As per the title, im asked to Prove that $p \implies (q \lor (\neg r \implies p)) \equiv q \lor r$.
However, im stuck on this logical equivalence question, my working so far is as follows;
$$p \implies (q \lor (\neg r \implies p)) \equiv \neg p \lor (q \lor r\lor p)$$
$$\equiv (\neg p \lor p) \lor (q \lor r)$$
Would this not be just a tautology?, whereas $q \lor r$ is not?
$p \implies (q \lor (\neg r \implies p)) \equiv q \lor r$
im stuck on this logical equivalence question
Neither $$P → \bigg((Q ∨ (¬R → P)) ↔ Q ∨ R\bigg)\tag1$$ nor $$\bigg(P → (Q ∨ (¬R→P))\bigg) ↔ Q∨R.\tag2$$ is actually logically valid.
P.S. I'm suggesting sentence $(1)$ in case the author is treating $→/\Rightarrow$ and $↔/≡$ as being collectively right-associative.

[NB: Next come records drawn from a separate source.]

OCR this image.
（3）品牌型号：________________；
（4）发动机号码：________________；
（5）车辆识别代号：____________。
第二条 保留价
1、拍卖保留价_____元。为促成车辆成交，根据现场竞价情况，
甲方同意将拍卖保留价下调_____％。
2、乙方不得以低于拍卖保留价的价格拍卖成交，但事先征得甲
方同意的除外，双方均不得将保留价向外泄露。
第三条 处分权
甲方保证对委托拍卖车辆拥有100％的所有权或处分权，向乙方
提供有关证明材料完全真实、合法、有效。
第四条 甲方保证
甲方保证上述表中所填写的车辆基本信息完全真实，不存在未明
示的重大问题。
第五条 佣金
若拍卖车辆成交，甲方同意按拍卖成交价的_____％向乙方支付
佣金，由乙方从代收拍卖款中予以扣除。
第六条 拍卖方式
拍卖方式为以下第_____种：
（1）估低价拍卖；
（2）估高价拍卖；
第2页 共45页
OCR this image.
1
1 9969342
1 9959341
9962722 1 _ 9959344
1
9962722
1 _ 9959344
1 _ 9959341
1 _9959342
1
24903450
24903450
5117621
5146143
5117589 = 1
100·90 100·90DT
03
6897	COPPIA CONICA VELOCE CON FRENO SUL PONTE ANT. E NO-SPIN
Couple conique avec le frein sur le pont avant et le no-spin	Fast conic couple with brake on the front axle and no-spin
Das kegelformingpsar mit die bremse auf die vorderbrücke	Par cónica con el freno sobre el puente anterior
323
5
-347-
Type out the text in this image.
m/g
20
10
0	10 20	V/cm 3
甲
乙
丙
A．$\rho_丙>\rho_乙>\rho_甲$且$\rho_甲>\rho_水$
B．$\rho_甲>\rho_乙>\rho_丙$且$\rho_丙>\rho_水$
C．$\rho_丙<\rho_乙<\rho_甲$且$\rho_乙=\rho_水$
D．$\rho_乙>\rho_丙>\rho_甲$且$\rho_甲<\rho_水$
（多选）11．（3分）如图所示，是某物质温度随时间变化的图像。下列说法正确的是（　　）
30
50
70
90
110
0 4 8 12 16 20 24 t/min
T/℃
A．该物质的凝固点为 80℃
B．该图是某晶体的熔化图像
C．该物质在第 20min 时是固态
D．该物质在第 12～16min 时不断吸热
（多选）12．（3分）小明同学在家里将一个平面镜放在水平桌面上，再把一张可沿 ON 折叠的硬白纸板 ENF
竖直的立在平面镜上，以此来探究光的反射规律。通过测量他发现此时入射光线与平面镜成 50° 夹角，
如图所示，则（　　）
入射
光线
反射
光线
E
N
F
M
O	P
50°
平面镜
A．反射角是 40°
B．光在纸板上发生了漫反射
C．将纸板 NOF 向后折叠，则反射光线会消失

\begin{align} p \implies (q \lor (\neg r \implies p)) &\equiv \neg p \lor (q \lor r\lor p) \hspace{0.4cm} \text{Using }(p\implies q)\iff (\neg p\lor q)\\ &\equiv (\neg p \lor p) \lor (q\lor r) \hspace{0.4cm} \text{Associativity and commutativity of }\lor\\ \end{align}
$(\neg p\lor p)$ is a tautology, if $p$ is true, its negation is wrong, and so the ($\neg p\lor p$) is always true. Meaning that the formula is a tautology.
Thanks to @insipidintegrator for the remark.